But here's the most baffling thing of all: my English analyser is configured in exactly the same way... Dots function as token separators. And the stop words are (correctly) ignored.

I'm not quite clear: do my settings as above mean that I am completely "re-inventing" the French analyser? My preference would be just to get hold of the regular French analyser and inject my new tokeniser into it. Is this possible?


Solution

  • do my settings as above mean that I am completely "re-inventing" the French analyser?

    Yes

    My preference would be just to get hold of the regular French analyser and inject my new tokeniser into it. Is this possible?

    You need to redefine the analyzer from scratch, you cannot "inherit" from an existing built-in analyzer.

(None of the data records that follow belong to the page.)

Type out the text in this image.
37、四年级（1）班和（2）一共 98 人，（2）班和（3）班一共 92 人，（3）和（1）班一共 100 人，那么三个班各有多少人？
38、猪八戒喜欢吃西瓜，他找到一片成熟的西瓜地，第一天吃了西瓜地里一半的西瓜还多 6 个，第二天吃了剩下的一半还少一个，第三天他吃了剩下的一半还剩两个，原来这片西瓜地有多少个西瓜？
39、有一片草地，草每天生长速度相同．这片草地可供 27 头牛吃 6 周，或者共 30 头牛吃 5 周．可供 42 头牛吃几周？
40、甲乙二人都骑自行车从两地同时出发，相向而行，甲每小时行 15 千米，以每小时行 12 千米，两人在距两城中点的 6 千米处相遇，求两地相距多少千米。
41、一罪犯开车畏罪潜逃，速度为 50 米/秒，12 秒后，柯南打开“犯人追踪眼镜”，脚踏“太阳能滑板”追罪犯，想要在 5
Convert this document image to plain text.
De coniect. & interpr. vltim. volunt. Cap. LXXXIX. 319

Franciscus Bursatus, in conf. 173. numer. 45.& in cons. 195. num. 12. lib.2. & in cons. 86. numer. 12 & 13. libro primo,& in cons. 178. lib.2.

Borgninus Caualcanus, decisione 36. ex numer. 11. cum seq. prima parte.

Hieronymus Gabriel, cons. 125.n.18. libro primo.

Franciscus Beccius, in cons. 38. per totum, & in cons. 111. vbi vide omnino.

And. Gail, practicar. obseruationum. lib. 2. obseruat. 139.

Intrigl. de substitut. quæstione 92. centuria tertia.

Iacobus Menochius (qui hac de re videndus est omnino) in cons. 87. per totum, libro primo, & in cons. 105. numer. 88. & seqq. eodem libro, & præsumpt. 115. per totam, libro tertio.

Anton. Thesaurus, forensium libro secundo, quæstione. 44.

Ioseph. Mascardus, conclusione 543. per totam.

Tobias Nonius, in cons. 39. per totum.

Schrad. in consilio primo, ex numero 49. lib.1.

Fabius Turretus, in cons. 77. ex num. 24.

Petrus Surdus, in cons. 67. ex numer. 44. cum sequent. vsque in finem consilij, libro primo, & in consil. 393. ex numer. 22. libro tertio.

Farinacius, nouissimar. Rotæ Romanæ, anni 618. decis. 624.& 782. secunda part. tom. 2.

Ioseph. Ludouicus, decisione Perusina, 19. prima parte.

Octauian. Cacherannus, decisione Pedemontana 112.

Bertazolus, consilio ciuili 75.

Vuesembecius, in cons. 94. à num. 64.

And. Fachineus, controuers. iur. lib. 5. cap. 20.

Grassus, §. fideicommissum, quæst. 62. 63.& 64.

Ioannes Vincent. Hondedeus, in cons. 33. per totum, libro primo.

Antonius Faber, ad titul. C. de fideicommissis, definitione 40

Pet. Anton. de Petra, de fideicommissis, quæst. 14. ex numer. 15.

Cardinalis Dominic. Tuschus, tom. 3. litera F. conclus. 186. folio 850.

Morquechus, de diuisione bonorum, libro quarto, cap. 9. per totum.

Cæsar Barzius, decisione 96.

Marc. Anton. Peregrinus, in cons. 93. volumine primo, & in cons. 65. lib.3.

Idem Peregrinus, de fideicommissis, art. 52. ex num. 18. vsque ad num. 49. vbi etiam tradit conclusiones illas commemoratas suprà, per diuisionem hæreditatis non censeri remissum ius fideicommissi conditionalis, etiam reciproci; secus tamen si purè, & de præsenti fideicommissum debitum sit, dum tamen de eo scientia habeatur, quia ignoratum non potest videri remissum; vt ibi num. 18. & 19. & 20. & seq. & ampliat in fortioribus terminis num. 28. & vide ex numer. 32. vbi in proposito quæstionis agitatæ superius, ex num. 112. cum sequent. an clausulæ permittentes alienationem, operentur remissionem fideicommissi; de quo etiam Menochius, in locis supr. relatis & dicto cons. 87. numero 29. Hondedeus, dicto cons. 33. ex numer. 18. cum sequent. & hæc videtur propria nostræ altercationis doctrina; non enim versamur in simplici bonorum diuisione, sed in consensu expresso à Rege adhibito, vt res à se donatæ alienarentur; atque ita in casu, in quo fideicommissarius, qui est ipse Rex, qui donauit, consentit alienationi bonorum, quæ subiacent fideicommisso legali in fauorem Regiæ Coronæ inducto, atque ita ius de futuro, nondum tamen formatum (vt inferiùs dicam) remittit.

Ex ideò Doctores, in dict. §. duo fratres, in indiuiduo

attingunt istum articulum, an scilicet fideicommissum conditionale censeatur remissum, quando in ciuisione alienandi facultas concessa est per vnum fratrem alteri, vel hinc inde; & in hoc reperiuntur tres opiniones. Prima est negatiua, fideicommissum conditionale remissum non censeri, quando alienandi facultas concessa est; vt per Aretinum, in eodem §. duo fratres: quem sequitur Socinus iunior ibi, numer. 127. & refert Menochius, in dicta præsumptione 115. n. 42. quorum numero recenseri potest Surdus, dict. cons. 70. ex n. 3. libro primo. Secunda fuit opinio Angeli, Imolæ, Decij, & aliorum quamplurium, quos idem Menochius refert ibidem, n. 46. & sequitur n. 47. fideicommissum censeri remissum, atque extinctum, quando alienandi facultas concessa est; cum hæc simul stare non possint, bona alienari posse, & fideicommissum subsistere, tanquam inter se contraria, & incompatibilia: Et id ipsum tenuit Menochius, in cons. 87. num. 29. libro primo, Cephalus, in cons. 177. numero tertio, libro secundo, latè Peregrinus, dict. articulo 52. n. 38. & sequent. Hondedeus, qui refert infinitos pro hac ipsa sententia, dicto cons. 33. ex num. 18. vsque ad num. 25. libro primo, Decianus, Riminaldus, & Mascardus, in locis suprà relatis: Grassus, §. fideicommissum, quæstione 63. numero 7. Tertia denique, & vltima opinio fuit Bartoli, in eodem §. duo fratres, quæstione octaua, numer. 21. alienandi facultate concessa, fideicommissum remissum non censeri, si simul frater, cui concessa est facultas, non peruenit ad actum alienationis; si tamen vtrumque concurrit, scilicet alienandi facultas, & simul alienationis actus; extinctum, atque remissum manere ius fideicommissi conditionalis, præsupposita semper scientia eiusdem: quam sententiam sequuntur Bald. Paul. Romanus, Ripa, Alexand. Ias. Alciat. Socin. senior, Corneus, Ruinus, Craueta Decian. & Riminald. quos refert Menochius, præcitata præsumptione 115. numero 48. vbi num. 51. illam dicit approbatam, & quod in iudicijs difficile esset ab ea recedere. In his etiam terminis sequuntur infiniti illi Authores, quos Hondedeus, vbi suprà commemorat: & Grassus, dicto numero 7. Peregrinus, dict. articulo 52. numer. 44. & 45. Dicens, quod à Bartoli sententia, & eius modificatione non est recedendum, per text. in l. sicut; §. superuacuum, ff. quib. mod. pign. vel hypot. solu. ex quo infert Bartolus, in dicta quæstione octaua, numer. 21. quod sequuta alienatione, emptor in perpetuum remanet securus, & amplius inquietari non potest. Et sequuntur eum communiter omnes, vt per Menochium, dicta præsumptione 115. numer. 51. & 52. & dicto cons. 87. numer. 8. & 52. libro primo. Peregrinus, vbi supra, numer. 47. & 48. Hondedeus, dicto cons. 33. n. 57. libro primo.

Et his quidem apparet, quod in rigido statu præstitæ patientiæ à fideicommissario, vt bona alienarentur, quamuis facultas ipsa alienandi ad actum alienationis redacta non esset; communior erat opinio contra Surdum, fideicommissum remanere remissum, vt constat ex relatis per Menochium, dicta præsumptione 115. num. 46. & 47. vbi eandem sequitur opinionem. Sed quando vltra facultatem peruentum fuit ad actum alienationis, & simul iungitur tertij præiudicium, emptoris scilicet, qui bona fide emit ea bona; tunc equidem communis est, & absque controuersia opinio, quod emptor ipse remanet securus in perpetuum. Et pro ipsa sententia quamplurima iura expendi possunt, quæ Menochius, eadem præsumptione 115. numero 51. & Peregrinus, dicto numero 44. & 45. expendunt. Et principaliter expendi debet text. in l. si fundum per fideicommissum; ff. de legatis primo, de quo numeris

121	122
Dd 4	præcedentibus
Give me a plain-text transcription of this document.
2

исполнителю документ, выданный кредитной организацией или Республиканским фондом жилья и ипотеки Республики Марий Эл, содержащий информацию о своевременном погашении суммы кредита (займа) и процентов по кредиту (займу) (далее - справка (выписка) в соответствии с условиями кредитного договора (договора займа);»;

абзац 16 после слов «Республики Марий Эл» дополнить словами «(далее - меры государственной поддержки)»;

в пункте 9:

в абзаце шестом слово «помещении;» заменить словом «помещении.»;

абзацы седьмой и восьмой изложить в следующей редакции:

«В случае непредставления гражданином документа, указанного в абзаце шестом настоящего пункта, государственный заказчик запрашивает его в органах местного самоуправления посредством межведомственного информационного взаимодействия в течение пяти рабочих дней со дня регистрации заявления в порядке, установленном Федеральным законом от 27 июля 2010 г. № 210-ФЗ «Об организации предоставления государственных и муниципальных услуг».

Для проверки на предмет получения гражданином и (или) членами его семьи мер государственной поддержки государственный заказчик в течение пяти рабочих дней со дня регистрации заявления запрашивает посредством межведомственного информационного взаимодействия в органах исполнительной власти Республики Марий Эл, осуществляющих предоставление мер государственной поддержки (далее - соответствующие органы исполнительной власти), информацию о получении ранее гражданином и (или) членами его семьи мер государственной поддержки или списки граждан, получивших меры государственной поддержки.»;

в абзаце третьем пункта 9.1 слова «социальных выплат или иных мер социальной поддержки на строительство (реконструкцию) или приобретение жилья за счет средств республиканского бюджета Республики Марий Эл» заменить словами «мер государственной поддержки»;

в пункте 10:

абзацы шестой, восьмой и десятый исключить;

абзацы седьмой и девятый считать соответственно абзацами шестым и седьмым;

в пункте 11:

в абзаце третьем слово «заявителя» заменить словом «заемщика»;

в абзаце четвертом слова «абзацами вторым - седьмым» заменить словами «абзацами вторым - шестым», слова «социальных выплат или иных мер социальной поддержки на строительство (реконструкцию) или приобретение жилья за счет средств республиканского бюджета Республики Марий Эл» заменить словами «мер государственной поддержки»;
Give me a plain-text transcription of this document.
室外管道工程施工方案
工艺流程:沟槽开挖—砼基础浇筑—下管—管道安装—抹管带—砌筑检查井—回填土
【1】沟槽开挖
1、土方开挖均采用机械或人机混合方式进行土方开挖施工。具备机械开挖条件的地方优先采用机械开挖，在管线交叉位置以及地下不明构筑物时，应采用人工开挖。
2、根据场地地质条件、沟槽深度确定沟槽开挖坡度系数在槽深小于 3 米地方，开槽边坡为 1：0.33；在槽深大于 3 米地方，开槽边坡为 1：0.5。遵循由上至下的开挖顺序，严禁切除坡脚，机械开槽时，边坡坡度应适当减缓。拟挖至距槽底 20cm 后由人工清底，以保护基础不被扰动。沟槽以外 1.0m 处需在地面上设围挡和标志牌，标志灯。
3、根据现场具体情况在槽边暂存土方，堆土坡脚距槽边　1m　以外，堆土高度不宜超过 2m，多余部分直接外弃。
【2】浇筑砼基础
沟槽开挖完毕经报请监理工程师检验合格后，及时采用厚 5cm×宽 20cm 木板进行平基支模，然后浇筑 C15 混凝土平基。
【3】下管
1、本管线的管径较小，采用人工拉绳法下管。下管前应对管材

    Fortunately, the french analyzer documentation contains a full definition that would allow you to quickly recreate it and then modify the tokenizer, which in your case would result in something like this:

    PUT /french_example
    {
      "settings": {
        "analysis": {
          "tokenizer": {
            "dot_and_boundary_tokenizer": {
              "type": "pattern",
              "pattern": "[\\.\\W]+"
            }
          },
          "filter": {
            "french_elision": {
              "type":         "elision",
              "articles_case": true,
              "articles": [
                  "l", "m", "t", "qu", "n", "s",
                  "j", "d", "c", "jusqu", "quoiqu",
                  "lorsqu", "puisqu"
                ]
            },
            "french_stop": {
              "type":       "stop",
              "stopwords":  "_french_" 
            },
            "french_keywords": {
              "type":       "keyword_marker",
              "keywords":   ["Example"] 
            },
            "french_stemmer": {
              "type":       "stemmer",
              "language":   "light_french"
            }
          },
          "analyzer": {
            "rebuilt_french": {
              "tokenizer":  "dot_and_boundary_tokenizer",
              "filter": [
                "french_elision",
                "lowercase",
                "french_stop",
                "french_keywords",
                "french_stemmer"
              ]
            }
          }
        }
      }
    }